Mistake? Nah, design opportunity, I say.
Rip a filler piece for above the header, if you can, and continue on with the horizontal boards. Afterwards, take something like 1x 4s, and do another set of casing. Set it back from the existing interior casing edge by about 1/4” and you have added dimension (and some fudging tolerance).
If you’re going to miter the new casing, back bevel it a bit so that the “pointy” front face cones together. Easier to tweak that kind of cut than a full thickness board.
Or, as the saying goes, putty and paint makes you a carpenter when a carpenter you ain’t!
greys
That was my plan, personally, but my give a shit was out of gas, and I only work on this when it’s a rainout outside haha. Maybe I’ll get some time to plink at it today.
Ha, I hadn’t heard this saying, but it certainly applies to some molding I replaced in a previous house! It ended up looking pretty darn good if I do say so myself.
Well, as a farm owner, you know it’ll still be there when you’re ready for it! (As well as 999 other things.)
greys
I consider it a very valid design choice! And very satisfying to do.
Fortunately the modern farmhouse aesthetic is a thing now. I would flee in terror from clear-grain Victorian crown. Zero patience for that.
“Paint-Grade” greys
More fence (more than this too, did the back line and a tape gate on the cross fencing), and mounted the charger. Started laying out the pipe for trenching the power wires, and tidied up/condensed some since so many parts are getting installed.
Ordered tracks and trolleys from Ramm yesterday. I’ve decided I’m going to drill all the way through the doors and through bolt the trolleys. Its not as aesthetically pleasing per say, but it’s a smarter way to do it if the door needs adjustment down the line.
I don’t know where you live, but wherever it is must be in a dimension with at least 48 hour days. Otherwise one person could never accomplish what you do in a standard Earth day.
I’m just really tired all the time . I have to work a 12 today, so Saturday was my only day this weekend.
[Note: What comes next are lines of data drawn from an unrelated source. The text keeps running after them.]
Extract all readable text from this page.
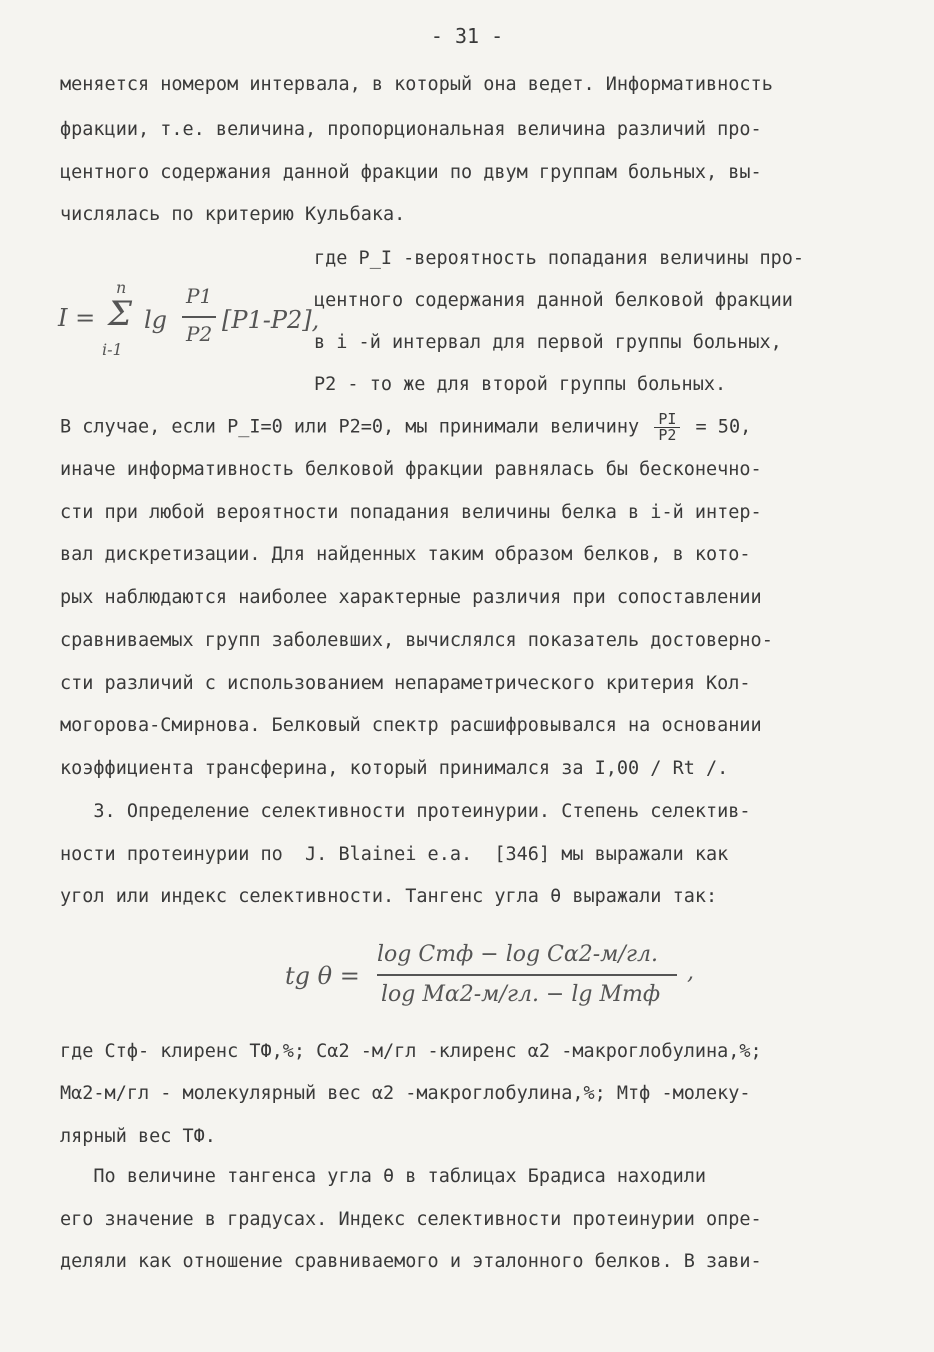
- 31 -
меняется номером интервала, в который она ведет. Информативность
фракции, т.е. величина, пропорциональная величина различий про-
центного содержания данной фракции по двум группам больных, вы-
числялась по критерию Кульбака.
I =
n
Σ
i-1
lg
P1
P2 [P1-P2],
где P_I -вероятность попадания величины про-
центного содержания данной белковой фракции
в i -й интервал для первой группы больных,
P2 - то же для второй группы больных.
В случае, если P_I=0 или P2=0, мы принимали величину $\frac{PI}{P2} = 50$,
иначе информативность белковой фракции равнялась бы бесконечно-
сти при любой вероятности попадания величины белка в i-й интер-
вал дискретизации. Для найденных таким образом белков, в кото-
рых наблюдаются наиболее характерные различия при сопоставлении
сравниваемых групп заболевших, вычислялся показатель достоверно-
сти различий с использованием непараметрического критерия Кол-
могорова-Смирнова. Белковый спектр расшифровывался на основании
коэффициента трансферина, который принимался за I,00 / Rt /.
3. Определение селективности протеинурии. Степень селектив-
ности протеинурии по  J. Blainei e.a.  [346] мы выражали как
угол или индекс селективности. Тангенс угла θ выражали так:
tg θ =
log Cтф − log Cα2-м/гл.
log Mα2-м/гл. − lg Mтф
,
где Cтф- клиренс ТФ,%; Cα2 -м/гл -клиренс α2 -макроглобулина,%;
Mα2-м/гл - молекулярный вес α2 -макроглобулина,%; Mтф -молеку-
лярный вес ТФ.
По величине тангенса угла θ в таблицах Брадиса находили
его значение в градусах. Индекс селективности протеинурии опре-
деляли как отношение сравниваемого и эталонного белков. В зави-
Finished picking rocks out of the pasture. I plan to give it a first mow this weekend, as wimpy as the baby grass is it needs to grow out, not up.
Stall hardware arrived, the bolts look like they will work. I’ll have to cut out one horizontal piece of the mesh, but I don’t think it will be too bad looks-wise. Worth it, should the doors need adjustment. I could cut the bolt, but I want the adjustment just in case.
Starting hooking together electric tape where I could.
It’s horribly windy out, very hot, and storms are coming. I’m going to cook dinner (rare for me haha) and find something inside to do now.
Oh wow, I did not realize it was going to be all closed in with no windows or anything.
I am not sure why I thought it was going to be open on both ends, etc.
Looks good.
I’m framing/cutting in the 3 dutch doors myself, and it has an 9x9 roll up door on the end for loading up the front half with hay.
It’s “getting there” but all the interior work has yet to be done, and that’s on me.
It looks great! Are you cutting access points from the inside of the original barn portion?
Yes, there will be 3 stall fronts for the horse area, and a wide man door for the hay area.
Lovely!
Truly amazing work! Love seeing it come together!
Barn addition is finished. Cleared the way for building the stall fronts. Rented a sod cutter and cut the entire sacrifice area - if I’m going to lose the grass anyways, I’d like to harvest it and put it in bare spots from last year’s gutter excavation.
I am seriously impressed by the speed of your progress! And smart on the sod cutter!